The move, introduced under Ministerial Resolution No. 340 of 2026, is part of a wider push to strengthen wage protection and improve labour compliance across the UAE.

Salaries must be paid on time

Under the new regulation:

  • Salaries for the previous month must be transferred through the approved Wage Protection System (WPS) or another authorised payment platform.
  • Any payment made after the due date will officially be considered delayed.

The ministry also stated that companies must provide proof and documentation confirming salary transfers.

What happens if companies delay salaries?

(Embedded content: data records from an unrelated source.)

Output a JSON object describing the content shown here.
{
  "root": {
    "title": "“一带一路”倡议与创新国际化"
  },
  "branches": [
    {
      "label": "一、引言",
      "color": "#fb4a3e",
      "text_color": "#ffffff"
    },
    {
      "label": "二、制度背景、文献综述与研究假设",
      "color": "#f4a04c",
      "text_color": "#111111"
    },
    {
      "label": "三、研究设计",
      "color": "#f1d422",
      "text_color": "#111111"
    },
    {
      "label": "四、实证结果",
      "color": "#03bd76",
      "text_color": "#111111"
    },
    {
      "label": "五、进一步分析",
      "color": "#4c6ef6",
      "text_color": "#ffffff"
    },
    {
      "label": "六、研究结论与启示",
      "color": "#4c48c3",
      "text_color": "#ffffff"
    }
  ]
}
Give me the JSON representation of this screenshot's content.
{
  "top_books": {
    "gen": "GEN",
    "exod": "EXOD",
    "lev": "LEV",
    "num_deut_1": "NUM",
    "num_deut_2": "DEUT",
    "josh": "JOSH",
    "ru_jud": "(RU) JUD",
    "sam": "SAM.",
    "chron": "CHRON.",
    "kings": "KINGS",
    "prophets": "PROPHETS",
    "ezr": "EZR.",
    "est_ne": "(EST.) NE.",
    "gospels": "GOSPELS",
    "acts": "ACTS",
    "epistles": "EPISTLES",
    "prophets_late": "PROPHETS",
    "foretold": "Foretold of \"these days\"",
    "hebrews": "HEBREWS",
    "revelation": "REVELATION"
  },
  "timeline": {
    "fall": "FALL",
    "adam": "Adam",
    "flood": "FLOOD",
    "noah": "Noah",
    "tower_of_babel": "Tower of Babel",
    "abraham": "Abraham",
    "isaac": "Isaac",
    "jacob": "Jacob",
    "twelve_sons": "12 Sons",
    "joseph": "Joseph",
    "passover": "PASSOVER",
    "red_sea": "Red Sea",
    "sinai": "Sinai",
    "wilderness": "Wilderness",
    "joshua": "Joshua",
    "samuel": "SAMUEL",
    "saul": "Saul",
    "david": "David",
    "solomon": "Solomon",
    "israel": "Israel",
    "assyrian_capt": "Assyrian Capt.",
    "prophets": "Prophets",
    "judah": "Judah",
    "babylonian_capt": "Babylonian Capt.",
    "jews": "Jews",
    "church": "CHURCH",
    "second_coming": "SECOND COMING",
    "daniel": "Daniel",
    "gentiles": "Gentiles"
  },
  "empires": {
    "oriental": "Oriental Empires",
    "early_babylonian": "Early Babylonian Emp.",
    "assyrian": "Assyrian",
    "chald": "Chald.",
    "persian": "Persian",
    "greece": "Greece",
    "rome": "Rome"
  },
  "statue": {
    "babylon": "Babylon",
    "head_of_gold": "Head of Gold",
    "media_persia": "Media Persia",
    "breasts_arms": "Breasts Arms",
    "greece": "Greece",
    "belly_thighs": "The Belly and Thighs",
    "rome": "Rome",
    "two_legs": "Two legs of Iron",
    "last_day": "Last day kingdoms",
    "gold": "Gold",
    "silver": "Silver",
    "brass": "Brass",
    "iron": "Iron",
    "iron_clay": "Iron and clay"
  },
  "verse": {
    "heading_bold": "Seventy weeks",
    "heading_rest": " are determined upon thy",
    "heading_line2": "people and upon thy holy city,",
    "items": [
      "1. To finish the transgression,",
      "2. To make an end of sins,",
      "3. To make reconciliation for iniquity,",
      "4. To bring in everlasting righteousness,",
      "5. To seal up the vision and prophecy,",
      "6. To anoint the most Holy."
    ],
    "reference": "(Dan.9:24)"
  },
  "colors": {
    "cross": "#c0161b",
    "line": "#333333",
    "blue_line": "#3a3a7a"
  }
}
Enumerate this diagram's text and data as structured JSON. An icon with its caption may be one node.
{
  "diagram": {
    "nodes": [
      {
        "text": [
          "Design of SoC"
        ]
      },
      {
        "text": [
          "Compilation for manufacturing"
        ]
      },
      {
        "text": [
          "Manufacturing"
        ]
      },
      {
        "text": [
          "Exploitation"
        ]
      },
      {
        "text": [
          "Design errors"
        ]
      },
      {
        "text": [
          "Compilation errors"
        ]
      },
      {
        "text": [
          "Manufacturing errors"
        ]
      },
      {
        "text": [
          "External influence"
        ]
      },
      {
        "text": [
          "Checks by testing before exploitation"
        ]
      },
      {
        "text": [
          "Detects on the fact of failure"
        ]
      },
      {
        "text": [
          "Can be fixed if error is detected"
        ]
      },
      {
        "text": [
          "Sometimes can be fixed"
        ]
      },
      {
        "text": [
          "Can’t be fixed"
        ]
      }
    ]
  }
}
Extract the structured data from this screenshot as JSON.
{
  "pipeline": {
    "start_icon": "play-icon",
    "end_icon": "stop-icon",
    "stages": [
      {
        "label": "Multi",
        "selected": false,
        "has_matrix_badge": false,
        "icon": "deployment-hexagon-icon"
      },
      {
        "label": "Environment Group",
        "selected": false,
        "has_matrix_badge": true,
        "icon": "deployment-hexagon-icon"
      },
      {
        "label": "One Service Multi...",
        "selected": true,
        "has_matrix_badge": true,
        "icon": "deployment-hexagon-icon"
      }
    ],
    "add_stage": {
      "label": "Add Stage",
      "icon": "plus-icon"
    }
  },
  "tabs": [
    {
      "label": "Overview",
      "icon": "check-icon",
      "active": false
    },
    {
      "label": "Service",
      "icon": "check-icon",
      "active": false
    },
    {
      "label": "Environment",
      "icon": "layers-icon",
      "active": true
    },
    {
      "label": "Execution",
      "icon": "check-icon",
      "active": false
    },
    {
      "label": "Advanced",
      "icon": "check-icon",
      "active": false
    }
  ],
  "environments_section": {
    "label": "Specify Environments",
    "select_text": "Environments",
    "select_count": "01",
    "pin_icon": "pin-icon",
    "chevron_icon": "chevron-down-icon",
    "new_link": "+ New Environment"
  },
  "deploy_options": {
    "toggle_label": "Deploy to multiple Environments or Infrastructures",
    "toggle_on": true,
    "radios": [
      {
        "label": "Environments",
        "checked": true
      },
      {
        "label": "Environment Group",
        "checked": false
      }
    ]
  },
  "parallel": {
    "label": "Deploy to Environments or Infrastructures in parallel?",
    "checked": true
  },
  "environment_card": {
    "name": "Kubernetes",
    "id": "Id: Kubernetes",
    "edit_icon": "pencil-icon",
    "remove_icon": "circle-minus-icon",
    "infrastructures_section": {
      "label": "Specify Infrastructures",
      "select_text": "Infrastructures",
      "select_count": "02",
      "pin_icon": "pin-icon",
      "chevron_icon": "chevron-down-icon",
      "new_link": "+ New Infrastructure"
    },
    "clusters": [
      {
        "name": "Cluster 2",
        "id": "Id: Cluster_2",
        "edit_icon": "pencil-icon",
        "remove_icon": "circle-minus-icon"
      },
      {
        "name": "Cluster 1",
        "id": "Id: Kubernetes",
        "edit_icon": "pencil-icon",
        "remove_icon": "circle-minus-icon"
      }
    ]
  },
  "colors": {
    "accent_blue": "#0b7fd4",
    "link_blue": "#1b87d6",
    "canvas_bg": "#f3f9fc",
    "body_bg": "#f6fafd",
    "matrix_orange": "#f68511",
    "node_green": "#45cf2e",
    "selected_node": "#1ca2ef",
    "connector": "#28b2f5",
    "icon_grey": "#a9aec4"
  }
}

Authorities outlined escalating penalties that become more severe the longer salaries remain unpaid.

From Day 2:

  • Companies enter electronic monitoring
  • Warning notices are issued

From Day 5:

  • Suspension of new work permits may begin
  • Employers are formally notified to clear the unpaid wages

From Day 11:

  • Administrative fines apply for repeat violations
  • Companies may be downgraded to the third business classification category

From Day 16:

  • Labour disputes may be automatically registered for workers
  • More permit restrictions could follow, especially for larger companies and sectors such as:
    • Construction
    • Transport
    • Cleaning
    • Security
    • Recruitment services

From Day 21:

For companies employing 50 or more workers, repeated violations could lead to:

  • Referral to public prosecutors
  • Asset seizure orders
  • Travel bans on company officials

When is a company still considered compliant?

The ministry clarified that businesses remain compliant if they transfer:

  • At least 85% of total wages are on time

Employees also won’t be classified as unpaid if missing amounts are linked to legally documented deductions.

Some sectors exempt

The decision excludes:

  • Short-term permits under three months
  • Fishing boats
  • Citizen-owned taxis
  • Banks
  • Places of worship

The UAE has long pushed for stronger worker protections, but this marks one of the toughest enforcement frameworks yet for salary delays.